Unfortunately, many workers don’t make the most of these accounts. To ensure you’re getting the best value from your 401(k) in 2021, there are three steps to take as early as possible.
1. Increase your contributions
Most Americans are contributing too little to their 401(k)s. This has serious consequences because it’s not possible to live on Social Security alone. You’re going to need money in a retirement account to have financial security.
The start of the year is an excellent time to increase the amount you’re contributing. This is easy if you’ve received an annual raise. You can just devote some of the extra money to your 401(k) before you end up increasing the amount you spend (which tends to happen as income goes up). If you begin contributions right away, you’ll never miss the raise.

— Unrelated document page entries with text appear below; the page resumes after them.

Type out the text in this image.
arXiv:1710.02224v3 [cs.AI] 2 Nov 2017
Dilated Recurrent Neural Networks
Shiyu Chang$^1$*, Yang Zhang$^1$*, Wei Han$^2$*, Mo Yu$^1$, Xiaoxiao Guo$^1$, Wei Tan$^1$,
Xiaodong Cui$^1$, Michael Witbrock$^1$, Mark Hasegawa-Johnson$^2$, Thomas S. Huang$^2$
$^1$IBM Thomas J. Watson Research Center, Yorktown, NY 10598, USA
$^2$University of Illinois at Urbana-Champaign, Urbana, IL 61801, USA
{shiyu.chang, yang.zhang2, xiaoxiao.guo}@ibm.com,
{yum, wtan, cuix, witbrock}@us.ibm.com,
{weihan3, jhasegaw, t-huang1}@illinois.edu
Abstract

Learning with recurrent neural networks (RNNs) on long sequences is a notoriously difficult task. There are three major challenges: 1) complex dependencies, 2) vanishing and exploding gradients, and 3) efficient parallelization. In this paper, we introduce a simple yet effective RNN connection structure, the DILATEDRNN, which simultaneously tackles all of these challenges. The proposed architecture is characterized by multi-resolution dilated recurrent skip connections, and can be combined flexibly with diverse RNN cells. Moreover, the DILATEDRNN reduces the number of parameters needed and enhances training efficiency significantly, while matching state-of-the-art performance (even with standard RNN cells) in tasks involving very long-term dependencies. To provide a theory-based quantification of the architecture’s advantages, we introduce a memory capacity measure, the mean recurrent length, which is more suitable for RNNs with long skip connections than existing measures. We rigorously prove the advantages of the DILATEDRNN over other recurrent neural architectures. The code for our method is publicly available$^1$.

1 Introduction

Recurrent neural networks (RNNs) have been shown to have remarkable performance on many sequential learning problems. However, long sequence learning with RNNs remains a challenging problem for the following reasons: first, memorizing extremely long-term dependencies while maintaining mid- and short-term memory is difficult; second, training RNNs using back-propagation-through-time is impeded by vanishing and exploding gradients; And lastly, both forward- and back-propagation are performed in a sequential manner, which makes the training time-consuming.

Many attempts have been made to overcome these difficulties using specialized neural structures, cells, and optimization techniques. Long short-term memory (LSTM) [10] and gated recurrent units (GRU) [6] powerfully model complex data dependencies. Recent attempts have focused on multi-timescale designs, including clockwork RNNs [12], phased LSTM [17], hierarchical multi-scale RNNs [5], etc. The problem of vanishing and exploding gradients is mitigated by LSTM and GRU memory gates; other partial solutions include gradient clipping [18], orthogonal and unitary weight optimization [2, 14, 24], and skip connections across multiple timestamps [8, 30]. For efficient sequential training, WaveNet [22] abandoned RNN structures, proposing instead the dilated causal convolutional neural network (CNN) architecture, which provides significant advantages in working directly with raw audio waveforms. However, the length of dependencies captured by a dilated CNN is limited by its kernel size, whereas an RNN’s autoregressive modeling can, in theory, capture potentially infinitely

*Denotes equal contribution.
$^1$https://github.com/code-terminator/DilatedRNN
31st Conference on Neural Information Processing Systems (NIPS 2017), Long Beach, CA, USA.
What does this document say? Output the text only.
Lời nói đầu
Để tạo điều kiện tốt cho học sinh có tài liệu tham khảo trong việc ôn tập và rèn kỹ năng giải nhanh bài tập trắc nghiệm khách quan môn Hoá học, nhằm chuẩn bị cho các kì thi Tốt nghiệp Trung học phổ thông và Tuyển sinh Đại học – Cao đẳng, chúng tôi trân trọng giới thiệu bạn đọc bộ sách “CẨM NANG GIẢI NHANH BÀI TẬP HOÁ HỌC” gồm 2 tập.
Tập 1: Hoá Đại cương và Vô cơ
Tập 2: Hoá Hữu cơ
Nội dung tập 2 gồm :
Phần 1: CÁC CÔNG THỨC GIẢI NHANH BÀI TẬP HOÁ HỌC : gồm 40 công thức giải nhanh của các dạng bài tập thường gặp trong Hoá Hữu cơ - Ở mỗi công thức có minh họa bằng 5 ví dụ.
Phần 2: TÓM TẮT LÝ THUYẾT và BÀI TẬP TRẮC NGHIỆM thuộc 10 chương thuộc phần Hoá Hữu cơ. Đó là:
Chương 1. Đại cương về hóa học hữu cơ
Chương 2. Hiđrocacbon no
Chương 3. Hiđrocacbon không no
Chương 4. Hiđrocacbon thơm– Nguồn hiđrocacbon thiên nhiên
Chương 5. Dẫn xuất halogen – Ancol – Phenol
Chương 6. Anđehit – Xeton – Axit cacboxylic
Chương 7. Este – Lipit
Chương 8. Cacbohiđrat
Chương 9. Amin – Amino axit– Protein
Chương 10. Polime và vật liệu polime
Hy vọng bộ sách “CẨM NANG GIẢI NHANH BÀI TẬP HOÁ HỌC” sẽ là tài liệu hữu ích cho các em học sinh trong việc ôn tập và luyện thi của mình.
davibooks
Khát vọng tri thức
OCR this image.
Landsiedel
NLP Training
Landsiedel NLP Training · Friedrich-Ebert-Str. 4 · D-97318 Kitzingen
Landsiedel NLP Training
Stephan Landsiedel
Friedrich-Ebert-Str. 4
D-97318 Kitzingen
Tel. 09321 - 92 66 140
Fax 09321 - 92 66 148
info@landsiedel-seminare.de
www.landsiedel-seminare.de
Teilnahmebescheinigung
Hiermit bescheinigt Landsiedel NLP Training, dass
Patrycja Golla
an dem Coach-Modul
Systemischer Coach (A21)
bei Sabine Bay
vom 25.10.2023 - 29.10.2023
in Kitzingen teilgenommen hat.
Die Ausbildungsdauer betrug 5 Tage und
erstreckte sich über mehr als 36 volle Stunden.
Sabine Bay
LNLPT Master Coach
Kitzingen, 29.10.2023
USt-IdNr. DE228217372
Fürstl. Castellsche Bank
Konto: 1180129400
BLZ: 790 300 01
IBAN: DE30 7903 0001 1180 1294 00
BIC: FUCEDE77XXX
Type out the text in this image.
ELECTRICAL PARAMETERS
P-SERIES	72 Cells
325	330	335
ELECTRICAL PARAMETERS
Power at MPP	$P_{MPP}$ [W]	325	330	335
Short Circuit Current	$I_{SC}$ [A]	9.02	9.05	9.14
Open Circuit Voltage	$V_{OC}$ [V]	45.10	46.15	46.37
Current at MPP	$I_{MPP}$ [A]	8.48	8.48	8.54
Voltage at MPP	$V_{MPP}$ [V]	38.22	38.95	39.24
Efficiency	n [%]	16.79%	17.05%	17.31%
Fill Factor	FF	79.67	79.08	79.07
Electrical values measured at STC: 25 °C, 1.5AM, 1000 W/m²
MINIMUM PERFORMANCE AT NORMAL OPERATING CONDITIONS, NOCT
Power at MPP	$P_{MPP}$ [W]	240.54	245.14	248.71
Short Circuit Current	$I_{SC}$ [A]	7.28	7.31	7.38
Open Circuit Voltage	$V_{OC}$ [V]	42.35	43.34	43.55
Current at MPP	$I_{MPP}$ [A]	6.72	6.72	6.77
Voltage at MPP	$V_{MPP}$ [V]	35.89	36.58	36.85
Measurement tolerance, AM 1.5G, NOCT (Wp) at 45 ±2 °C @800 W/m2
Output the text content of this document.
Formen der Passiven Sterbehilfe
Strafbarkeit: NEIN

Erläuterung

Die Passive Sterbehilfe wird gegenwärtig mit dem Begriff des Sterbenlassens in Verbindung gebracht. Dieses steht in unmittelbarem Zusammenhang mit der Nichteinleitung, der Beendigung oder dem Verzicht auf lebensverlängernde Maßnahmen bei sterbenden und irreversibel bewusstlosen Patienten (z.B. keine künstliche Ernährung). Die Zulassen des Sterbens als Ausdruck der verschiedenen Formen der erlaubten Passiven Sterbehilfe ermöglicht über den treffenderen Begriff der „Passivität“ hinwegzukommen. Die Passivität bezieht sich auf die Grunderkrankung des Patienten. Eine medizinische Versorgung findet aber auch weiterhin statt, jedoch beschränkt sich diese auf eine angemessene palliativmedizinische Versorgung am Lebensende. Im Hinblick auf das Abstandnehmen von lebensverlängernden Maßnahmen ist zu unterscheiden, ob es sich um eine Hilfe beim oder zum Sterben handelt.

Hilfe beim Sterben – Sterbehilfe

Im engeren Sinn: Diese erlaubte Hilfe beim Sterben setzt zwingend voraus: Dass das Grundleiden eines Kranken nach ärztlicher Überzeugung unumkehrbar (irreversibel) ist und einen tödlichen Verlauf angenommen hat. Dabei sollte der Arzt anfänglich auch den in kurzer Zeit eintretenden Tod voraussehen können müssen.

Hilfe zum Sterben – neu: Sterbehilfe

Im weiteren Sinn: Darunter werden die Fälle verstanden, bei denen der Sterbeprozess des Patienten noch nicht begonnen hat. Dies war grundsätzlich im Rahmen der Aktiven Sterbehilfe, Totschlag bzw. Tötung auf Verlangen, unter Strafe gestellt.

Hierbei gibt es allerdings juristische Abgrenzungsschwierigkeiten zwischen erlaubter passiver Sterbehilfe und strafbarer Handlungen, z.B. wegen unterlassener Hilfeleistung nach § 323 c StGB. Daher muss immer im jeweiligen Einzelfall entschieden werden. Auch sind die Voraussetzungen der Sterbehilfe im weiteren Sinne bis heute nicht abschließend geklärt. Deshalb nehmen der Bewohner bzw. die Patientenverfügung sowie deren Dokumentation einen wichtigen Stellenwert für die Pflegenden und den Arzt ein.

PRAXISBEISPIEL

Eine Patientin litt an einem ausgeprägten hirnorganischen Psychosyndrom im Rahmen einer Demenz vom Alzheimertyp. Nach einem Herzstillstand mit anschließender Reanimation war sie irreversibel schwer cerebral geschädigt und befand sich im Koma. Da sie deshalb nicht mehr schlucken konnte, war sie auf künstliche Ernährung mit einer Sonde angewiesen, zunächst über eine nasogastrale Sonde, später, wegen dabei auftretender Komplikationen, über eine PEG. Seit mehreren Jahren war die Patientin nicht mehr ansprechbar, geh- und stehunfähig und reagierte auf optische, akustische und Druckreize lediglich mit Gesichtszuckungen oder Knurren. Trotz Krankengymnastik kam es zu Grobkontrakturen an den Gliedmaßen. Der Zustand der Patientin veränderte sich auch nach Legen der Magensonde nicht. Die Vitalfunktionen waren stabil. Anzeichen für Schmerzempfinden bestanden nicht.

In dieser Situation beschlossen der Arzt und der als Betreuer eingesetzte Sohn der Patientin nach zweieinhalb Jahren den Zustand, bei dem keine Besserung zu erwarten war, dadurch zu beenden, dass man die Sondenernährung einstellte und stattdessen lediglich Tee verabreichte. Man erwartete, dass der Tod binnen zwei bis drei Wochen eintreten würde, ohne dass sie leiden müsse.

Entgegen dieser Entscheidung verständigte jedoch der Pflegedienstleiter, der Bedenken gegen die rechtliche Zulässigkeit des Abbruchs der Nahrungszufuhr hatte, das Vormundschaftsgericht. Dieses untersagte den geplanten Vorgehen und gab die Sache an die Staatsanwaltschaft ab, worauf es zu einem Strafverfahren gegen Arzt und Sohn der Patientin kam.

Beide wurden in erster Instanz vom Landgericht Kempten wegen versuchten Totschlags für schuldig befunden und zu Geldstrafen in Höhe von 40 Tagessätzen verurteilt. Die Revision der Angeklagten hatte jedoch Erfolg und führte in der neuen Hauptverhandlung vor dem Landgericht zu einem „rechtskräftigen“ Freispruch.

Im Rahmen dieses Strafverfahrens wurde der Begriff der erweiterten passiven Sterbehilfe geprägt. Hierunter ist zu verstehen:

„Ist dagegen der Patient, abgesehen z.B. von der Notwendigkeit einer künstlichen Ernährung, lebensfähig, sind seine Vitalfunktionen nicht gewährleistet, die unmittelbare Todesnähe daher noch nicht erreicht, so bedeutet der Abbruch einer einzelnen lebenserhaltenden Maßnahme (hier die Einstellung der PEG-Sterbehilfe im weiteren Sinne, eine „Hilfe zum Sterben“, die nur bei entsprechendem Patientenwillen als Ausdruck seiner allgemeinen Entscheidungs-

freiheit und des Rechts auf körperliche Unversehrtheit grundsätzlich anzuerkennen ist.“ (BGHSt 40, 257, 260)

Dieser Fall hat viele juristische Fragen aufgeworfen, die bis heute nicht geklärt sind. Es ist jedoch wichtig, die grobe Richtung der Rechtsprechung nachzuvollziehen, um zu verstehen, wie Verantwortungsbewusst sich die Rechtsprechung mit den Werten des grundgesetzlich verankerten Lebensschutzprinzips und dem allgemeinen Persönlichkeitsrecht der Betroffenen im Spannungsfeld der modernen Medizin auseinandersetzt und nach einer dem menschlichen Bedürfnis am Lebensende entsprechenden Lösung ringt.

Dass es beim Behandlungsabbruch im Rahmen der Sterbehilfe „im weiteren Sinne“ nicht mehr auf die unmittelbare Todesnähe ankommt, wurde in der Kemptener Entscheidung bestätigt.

Even if you didn’t see a salary bump, think seriously about investing more. Find a few cuts in your budget so you can raise your investments by at least 1% to 2% of your income. If you slowly inch up the amount you put into your 401(k) every year, you’ll soon find yourself saving the recommended 15% of your pay without making sweeping lifestyle changes all at once.
2. Check your asset allocation
The market volatility last year was an important reminder of the importance of maintaining the right mix of investments based on your risk tolerance.
Sure, the stock market recovered quickly from the massive losses it experienced at the start of the pandemic. But while recoveries are inevitable after crashes, sometimes they take much longer. If you’re overinvested in stocks based on your age and retirement timeline, you risk losing more than you can afford and not being able to wait out the recovery.
At the same time, if you aren’t investing enough in stocks, you miss out on the chance to earn the generous returns the market has historically provided.
As 2021 gets under way, take the time to review your 401(k) investments to ensure you don’t have the wrong investment mix. Your risk tolerance should change over time, and your asset allocation needs to be reviewed every year so it can change along with it.
3. Review your investment fees
Fees eat away at your returns and have a surprisingly big impact on your portfolio balance, especially when you’re investing a lot of money over a long time.
Some 401(k)s charge administrative fees and some offer a mix of investment options that come at a higher cost than necessary. If you’re limited to investing only in expensive funds or must pay just to maintain your 401(k), plan to mitigate the damage fees do. Often, this means investing only enough to get the full amount of employer matching funds and then making other retirement account contributions in a different tax-advantaged account such as an IRA.
If you follow the first suggestion and increase your contributions, you’ll be taking an important step toward growing retirement wealth. And you don’t want to undermine that by investing in the wrong assets. Doing all three of these things ASAP will help make the most of your investment dollars in 2021.